The manner in which countries would be required to comply with the agreement was also a major issue at the talks, with an array of views emerging on what exactly should be legally binding. U.S. officials — including Secretary of State John Kerry and chief negotiator Todd Stern — had both suggested countries should be legally required to work toward certain goals, but that the goals themselves should not be legally binding.
Hundreds of organizations and thousands of activists with a stake in the climate talks attended the Paris negotiations, and the response to the final agreement was, unsurprisingly, not uniform.
Still, many praised the agreement. Al Gore, who was at the talks Saturday, characterized the agreement as historic.
"Today, the nations of the world concluded a bold and historic agreement, clearly demonstrating that the global community is speaking with one voice to solve the climate crisis," Gore said in a statement. "Years from now, our grandchildren will reflect on humanity's moral courage to solve the climate crisis and they will look to December 12, 2015, as the day when the community of nations finally made the decision to act."

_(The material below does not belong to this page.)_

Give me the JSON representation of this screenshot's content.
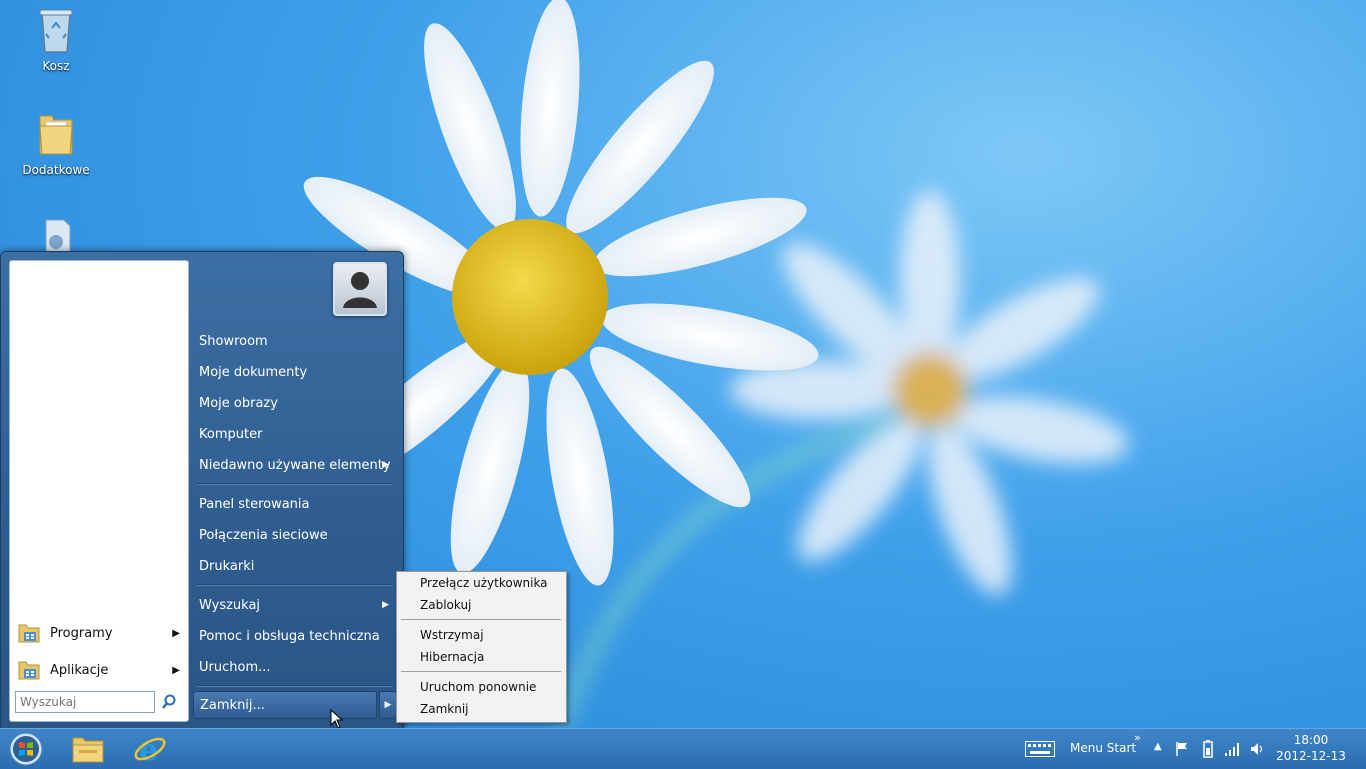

Many prominent organizations shared Gore's optimism. In a statement, the Sierra Club called it a a "turning point for humanity," and added that the agreement marks "the beginning and not the end."
Advocacy group Avaaz had similar praise, saying in a statement that the deal would "represent a turning point in history, paving the way for the shift to 100% clean energy that the world wants and the planet needs."
Mohamed Adow, of advocacy group Christian Aid, told reporters Saturday that "the era of our politicians burying their head in the sand is now over."
Samantha Smith, of WWF, praised the proposal's inclusion of a reference to keeping global temperatures below 1.5 degrees Celsius.
"1.5 is critical and it's very very positive that this latest draft sends this strong signal," Smith said.
However, Tim Gore of OxFam criticized some of the financial provisions and said it still left some of the people most impacted by climate change vulnerable.
Greenpeace was more measured in its response. Executive Director Kumi Naidoo told reporters Saturday that the deal was not perfect, but still "puts the fossil fuel industry on the wrong side of history." In a statement, he added that "the wheel of climate action turns slowly, but in Paris it has turned."
"This deal alone won't dig us out the hole we're in," he added, "but it makes the sides less steep."